# What's the best way to fix a bent brake lever?



## mothahucker (Feb 6, 2006)

Yesterday I did a full-on over-the-bars scorpion faceplant in a nasty rock garden at keystone and put a slight bend in my left lever on my avid juicy fives. Whats the best way to straighten them? Should I just have at it with a vice grip or should I heat it up first or what?


----------



## XSL_WiLL (Nov 2, 2004)

Replace them. The levers did their job and bent. Bending it back can stretch and fatigue the metal. You don't want that stuff to snap on you.


----------



## hamachi (May 9, 2006)

yeah, i would recommend getting a new one as well...


----------



## moshelove (Jun 8, 2005)

I bent my shimano deore hydro level falling off of a 6 foot cliff on the side of a trail, it was bent about 25 degrees. Substantially to where I wouldn't be able to really work it. I bent it back with my hand. That was almost a year ago. Still no problems. I am not going to replace it. It will not break in my hands, only on a crash. If I crash, I am already in trouble. I will replace it then. Your call.


----------



## Guest (Jun 21, 2006)

moshelove said:


> I bent my shimano deore hydro level falling off of a 6 foot cliff on the side of a trail, it was bent about 25 degrees. Substantially to where I wouldn't be able to really work it. I bent it back with my hand. That was almost a year ago. Still no problems. I am not going to replace it. It will not break in my hands, only on a crash. If I crash, I am already in trouble. I will replace it then. Your call.


Exactly, bend it back best you can, heat helps....Taking it off the lever body is a good idea
If it doesnt bend from the pressure of a super hard squeez after bend back, then it shouldnt during riding, unless you crash... then replace it anyway

Happens on the MX bike for me all the time....

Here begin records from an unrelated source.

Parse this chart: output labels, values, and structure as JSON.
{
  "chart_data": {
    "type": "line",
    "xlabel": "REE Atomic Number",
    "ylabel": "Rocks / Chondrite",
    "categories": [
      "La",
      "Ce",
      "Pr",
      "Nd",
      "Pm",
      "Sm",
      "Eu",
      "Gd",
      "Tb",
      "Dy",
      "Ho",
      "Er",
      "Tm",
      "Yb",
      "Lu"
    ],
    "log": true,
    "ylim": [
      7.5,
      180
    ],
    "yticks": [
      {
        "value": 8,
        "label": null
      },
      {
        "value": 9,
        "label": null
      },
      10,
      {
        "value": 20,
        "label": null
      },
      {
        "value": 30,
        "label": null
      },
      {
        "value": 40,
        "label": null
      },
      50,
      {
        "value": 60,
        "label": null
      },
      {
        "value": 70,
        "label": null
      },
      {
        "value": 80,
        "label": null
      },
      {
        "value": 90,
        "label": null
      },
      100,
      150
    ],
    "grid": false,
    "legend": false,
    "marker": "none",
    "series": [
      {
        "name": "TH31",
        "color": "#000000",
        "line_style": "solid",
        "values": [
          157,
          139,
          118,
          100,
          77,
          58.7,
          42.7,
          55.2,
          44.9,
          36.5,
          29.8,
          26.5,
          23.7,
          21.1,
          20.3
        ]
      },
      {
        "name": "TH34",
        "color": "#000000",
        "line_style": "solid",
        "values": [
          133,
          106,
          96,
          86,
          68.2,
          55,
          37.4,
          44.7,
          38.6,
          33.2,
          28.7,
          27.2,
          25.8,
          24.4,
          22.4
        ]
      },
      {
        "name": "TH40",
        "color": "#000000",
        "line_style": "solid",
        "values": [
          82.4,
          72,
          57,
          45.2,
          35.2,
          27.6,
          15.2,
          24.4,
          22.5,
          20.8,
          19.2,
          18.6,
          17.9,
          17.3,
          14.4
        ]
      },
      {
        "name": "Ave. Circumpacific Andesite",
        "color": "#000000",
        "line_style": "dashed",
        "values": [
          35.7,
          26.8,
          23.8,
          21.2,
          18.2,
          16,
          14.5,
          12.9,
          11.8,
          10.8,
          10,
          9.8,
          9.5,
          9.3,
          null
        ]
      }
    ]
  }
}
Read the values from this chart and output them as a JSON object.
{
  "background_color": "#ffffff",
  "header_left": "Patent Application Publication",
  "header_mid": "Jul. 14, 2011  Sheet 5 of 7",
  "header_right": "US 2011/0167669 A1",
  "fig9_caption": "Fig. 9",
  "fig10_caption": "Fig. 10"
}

like said above, your call


----------



## carl0s (Nov 1, 2005)

bent my lever in practice for a race. got the old lighter out, heated the lever at the bend and bent it back. wasn't perfect but good enough to race on and ride for the next 3 months with.


----------



## kristian (Jan 20, 2004)

*The best way to bend them straight*

If you're on the trail and need to bend it back straight, take your seat post off, stick the bent lever in the hollow of your seat post and use the leverage (length) of the post to bend it back straight. It is a lot easier to fine tune the bend with the seat post. Work slowly and take extra care not to bend it back TOO far so you've got to bend it back the other way to get it straight again because that will cause extra fatigue.

A bent lever _should_ probably be replaced when you finish your ride, but I figure that they are good for one bend back. Bend it a second time and it should be replaced ASAP.


----------



## zerossix (Jul 25, 2004)

carl0s said:


> bent my lever in practice for a race. got the old lighter out, heated the lever at the bend and bent it back. wasn't perfect but good enough to race on and ride for the next 3 months with.


that was probably worse then just straight bending it. heating stuff up can change the brittleness making it more suseptable (sp?) to snapping.

i've bent pretty much every brakelever i've owned for the past year or so and just bent everyone back using my hands, on the trail, during a race run, or jsut at work. theres no good way to bend it and its kinda sketchy but as long as you keep any eye on it you should be fine. they wont break, a bent lever is gunna be weaker and that bend point, and only in that direction, the vertical i guess it may be... but yeah when your pulling on your lever your pulling perpidincular to that bend so your not really putting it through too much more stress after its been bent.


----------



## mtb_biker (Jan 27, 2004)

What you want to do is gradually bend it back. I would not suggest heating them at all. Aluminum does not become easier to bend when you heat it up like steel does.


----------



## finchy (Jan 21, 2004)

take it out the lever, put it in a vice, bend t back, if it is stil messed then replace it... levers bend all the time inorder to protect the master cyclinders and all that other fancey crap inside the lever


----------



## dminor (May 15, 2006)

Is there an echo in here? You asked the same question yesterday . . . and you are getting many of the same kinds of answers.

And what a waste to replace them without _trying_ to bend them back first. It's not a structural part. The worst that can happen is it'd break; _then_ you can replace it.


----------



## Guest (Jun 21, 2006)

Or even just buy a new one and have it ready for the bent one to break


----------



## mothahucker (Feb 6, 2006)

dminor said:


> Is there an echo in here? You asked the same question yesterday . . . and you are getting many of the same kinds of answers.
> 
> Haha, yeah, i did, but I couldnt find the thread again so I just typed a new one thinking it got deleted somehow. my bad..


----------



## fred.r (Sep 8, 2005)

A prob. not so "safe" way but worked fine for me was to just stick a small pipe over the bent lever and bend it back using the pipe for leverage. May have put a weak spot in the lever but does it really matter, I doubt it's going to break off even under the hardest breaking you can do with two fingers....


----------



## Raptordude (Mar 30, 2004)

Do yourself a favor and look at this as a excuse to get Dangerboy levers for Juicy's. You'll proaboboly like them more.

If you're gonna be cheap and risk it, then if you have a vice that would help out. Stick the lever blade in the vice and use your body weight to approximatley straighten it. But really, use this as a excuse to get ne pimpin brake levers.


----------